Hauts fonctionnaires: Fredericton rejette le bilinguisme obligatoire
Le gouvernement du premier ministre Brian Gallant sert à nouveau une fin de non-recevoir à la commissaire aux langues officielles dans le dossier du bilinguisme des hauts fonctionnaires.
Malgré le constat accablant de Katherine d’Entremont, Fredericton persiste et signe: pas question d’exiger le bilinguisme dans la haute fonction publique.
Le français est pourtant une denrée rare dans les plus hautes sphères du gouvernement, selon ce que révèle une étude du commissariat.
La majorité des organismes et des municipalités francophones sondés par le bureau de Mme d’Entremont affirment qu’ils n’arrivent pas toujours à communiquer en français avec la haute direction des ministères ainsi qu’avec des agences gouvernementales.
En fait, seuls quatre répondants sur 21 ont indiqué que le français était «toujours utilisé» lors des rencontres avec les hauts fonctionnaires provinciaux.
Près de la moitié des répondants ont indiqué que l’anglais était «souvent ou parfois» la seule langue utilisée lors des rencontres avec les hauts fonctionnaires.
Afin d’améliorer la situation, Mme d’Entremont demande au gouvernement d’exiger le bilinguisme dans toutes les nouvelles nominations aux postes de sousministre, de sous-ministre adjoint ou de cadre supérieur à compter de 2020.
Elle avait fait une recommandation semblable au gouvernement en 2015 qui avait été rapidement repoussée du revers de la main par la province.
Jeudi, le ministre responsable des Langues officielles, Donald Arseneault, a répondu à Katherine d’Entremont que «chaque ministère possède des gens capables de servir les Néo-Brunswickois dans les deux langues».
«Chaque fois qu’un groupe veut parler dans la langue de son choix, il est capable de le faire», assure le ministre.
La commissaire note dans son rapport que certains hauts dirigeants qui se déclarent bilingues ont en réalité une maîtrise du français «insuffisante» pour mener leurs affaires dans la langue de Molière en réunion.

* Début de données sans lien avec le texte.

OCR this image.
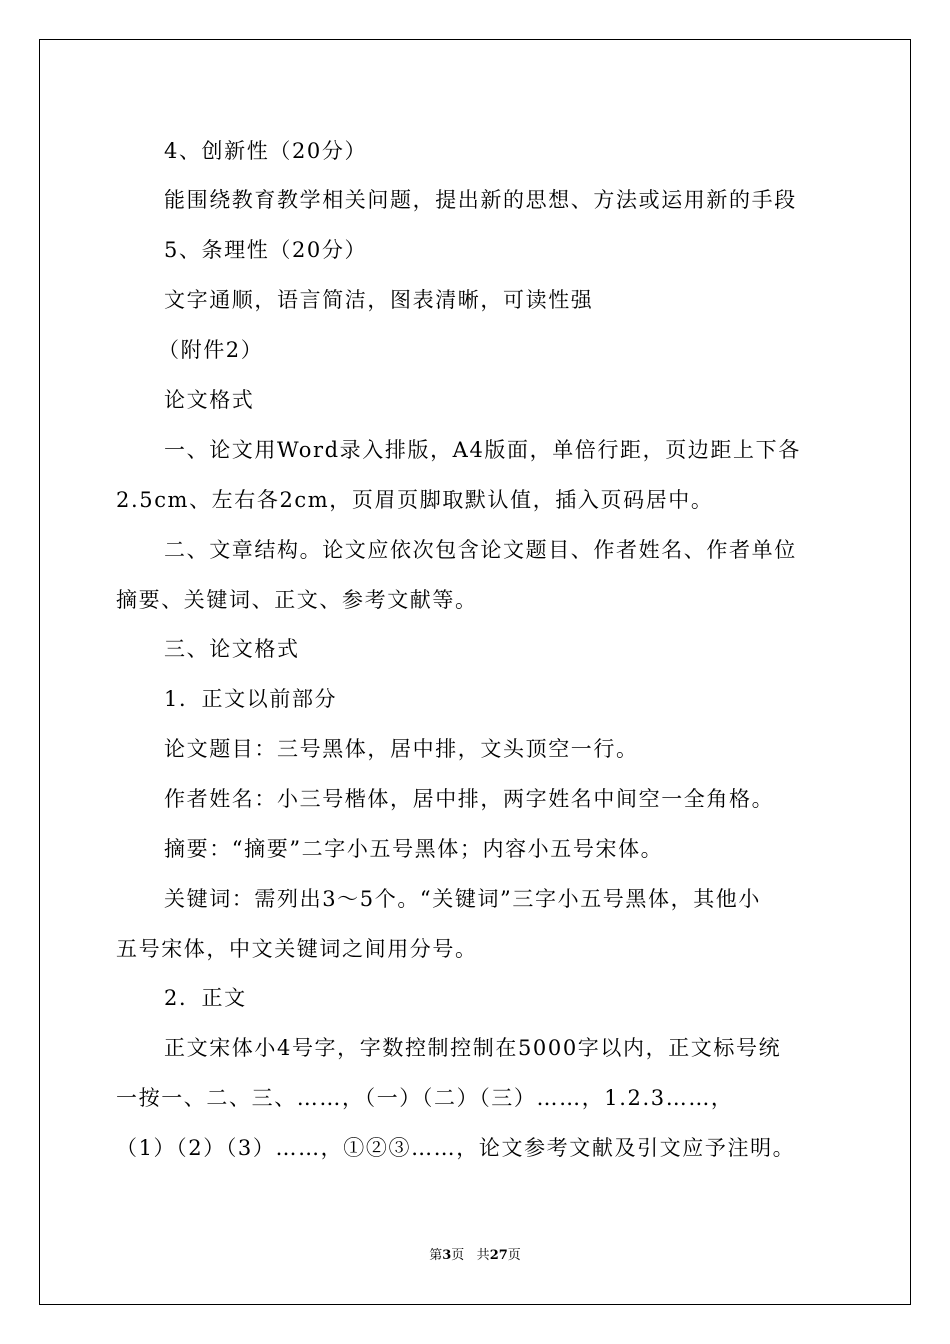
4、创新性（20分）
能围绕教育教学相关问题，提出新的思想、方法或运用新的手段
5、条理性（20分）
文字通顺，语言简洁，图表清晰，可读性强
（附件2）
论文格式
一、论文用Word录入排版，A4版面，单倍行距，页边距上下各
2.5cm、左右各2cm，页眉页脚取默认值，插入页码居中。
二、文章结构。论文应依次包含论文题目、作者姓名、作者单位
摘要、关键词、正文、参考文献等。
三、论文格式
1．正文以前部分
论文题目：三号黑体，居中排，文头顶空一行。
作者姓名：小三号楷体，居中排，两字姓名中间空一全角格。
摘要：“摘要”二字小五号黑体；内容小五号宋体。
关键词：需列出3～5个。“关键词”三字小五号黑体，其他小
五号宋体，中文关键词之间用分号。
2．正文
正文宋体小4号字，字数控制控制在5000字以内，正文标号统
一按一、二、三、……，（一）（二）（三）……，1.2.3……，
（1）（2）（3）……，①②③……，论文参考文献及引文应予注明。
第3页 共27页
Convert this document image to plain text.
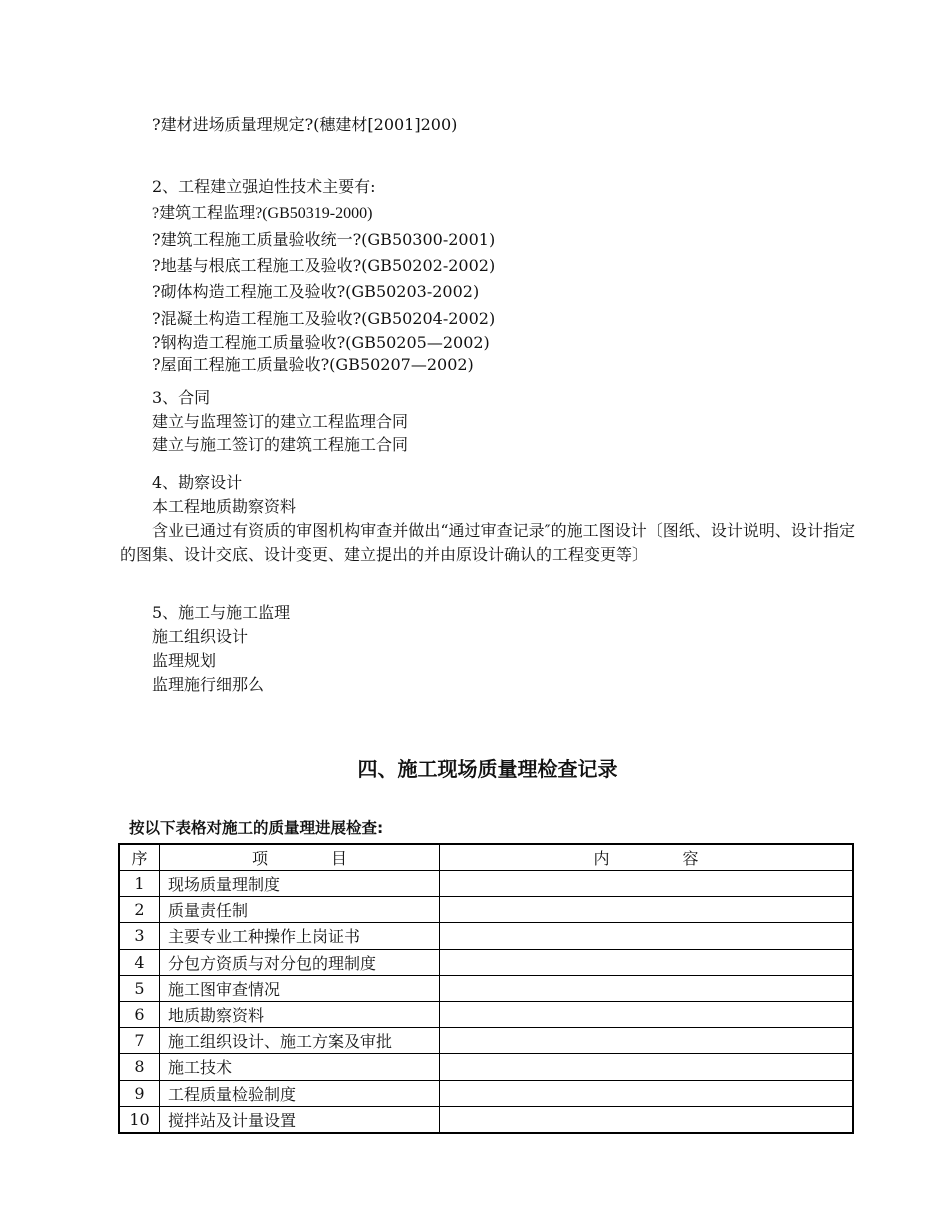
?建材进场质量理规定?(穗建材[2001]200)

2、工程建立强迫性技术主要有:

?建筑工程监理?(GB50319-2000)

?建筑工程施工质量验收统一?(GB50300-2001)

?地基与根底工程施工及验收?(GB50202-2002)

?砌体构造工程施工及验收?(GB50203-2002)

?混凝土构造工程施工及验收?(GB50204-2002)

?钢构造工程施工质量验收?(GB50205—2002)

?屋面工程施工质量验收?(GB50207—2002)

3、合同

建立与监理签订的建立工程监理合同

建立与施工签订的建筑工程施工合同

4、勘察设计

本工程地质勘察资料

含业已通过有资质的审图机构审查并做出“通过审查记录″的施工图设计〔图纸、设计说明、设计指定的图集、设计交底、设计变更、建立提出的并由原设计确认的工程变更等〕

5、施工与施工监理

施工组织设计

监理规划

监理施行细那么

四、施工现场质量理检查记录

按以下表格对施工的质量理进展检查:

序	项 目	内 容
1	现场质量理制度	
2	质量责任制	
3	主要专业工种操作上岗证书	
4	分包方资质与对分包的理制度	
5	施工图审查情况	
6	地质勘察资料	
7	施工组织设计、施工方案及审批	
8	施工技术	
9	工程质量检验制度	
10	搅拌站及计量设置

À l’opposé, certains représentants francophones qui doivent se résoudre à converser en anglais avec les hauts fonctionnaires se disent limités dans leur capacité à s’exprimer avec toute la subtilité requise.
L’interprétation simultanée est rarement offerte lors des rencontres avec la haute direction des ministères et des organismes gouvernementaux, constate Katherine d’Entremont.
«Il suffit d’inverser la situation pour comprendre à quel point c’est inacceptable. Si une organisation anglophone avait rendezvous avec des hauts fonctionnaires et qu’ils ne pouvaient pas parler dans leur langue… ça n’arrive jamais», raconte-t-elle.
Fait intéressant, la majorité des répondants «ne s’attendent pas à ce que les ministres soient bilingues», indique la commissaire.
«Toutefois, selon eux, l’unilinguisme d’un ministre ne devrait pas empêcher des représentants d’organismes de s’exprimer en français», souligne le commissaire.
Pour une rare occasion, l’opposition officielle partage l’opinion du gouvernement concernant le bilinguisme de la haute fonction publique.
Le député progressiste-conservateur Bruce Northrup estime que c’est une bonne chose quand les membres de la haute fonction publique sont bilingues, mais pas au point de l’inscrire dans la loi.
«Je pense que c’est une question de bon sens, mais ce n’est pas nécessaire de légiférer», indique l’élu unilingue anglophone qui a été ministre durant quatre ans sous David Alward.
«Je ne suis pas bilingue et ça n’a jamais été un problème. Je me suis rendu dans le nord du Nouveau-Brunswick, j’avais d’excellents employés avec moi, et ça n’a jamais été un problème», dit-il.
«Tous les sous-ministres avec qui j’ai fait affaire étaient bilingues durant mes quatre années.»
«Ces résultats ne sont pas acceptables dans la seule province officiellement bilingue du Canada», déplore la commissaire dans son rapport annuel 2016-2017.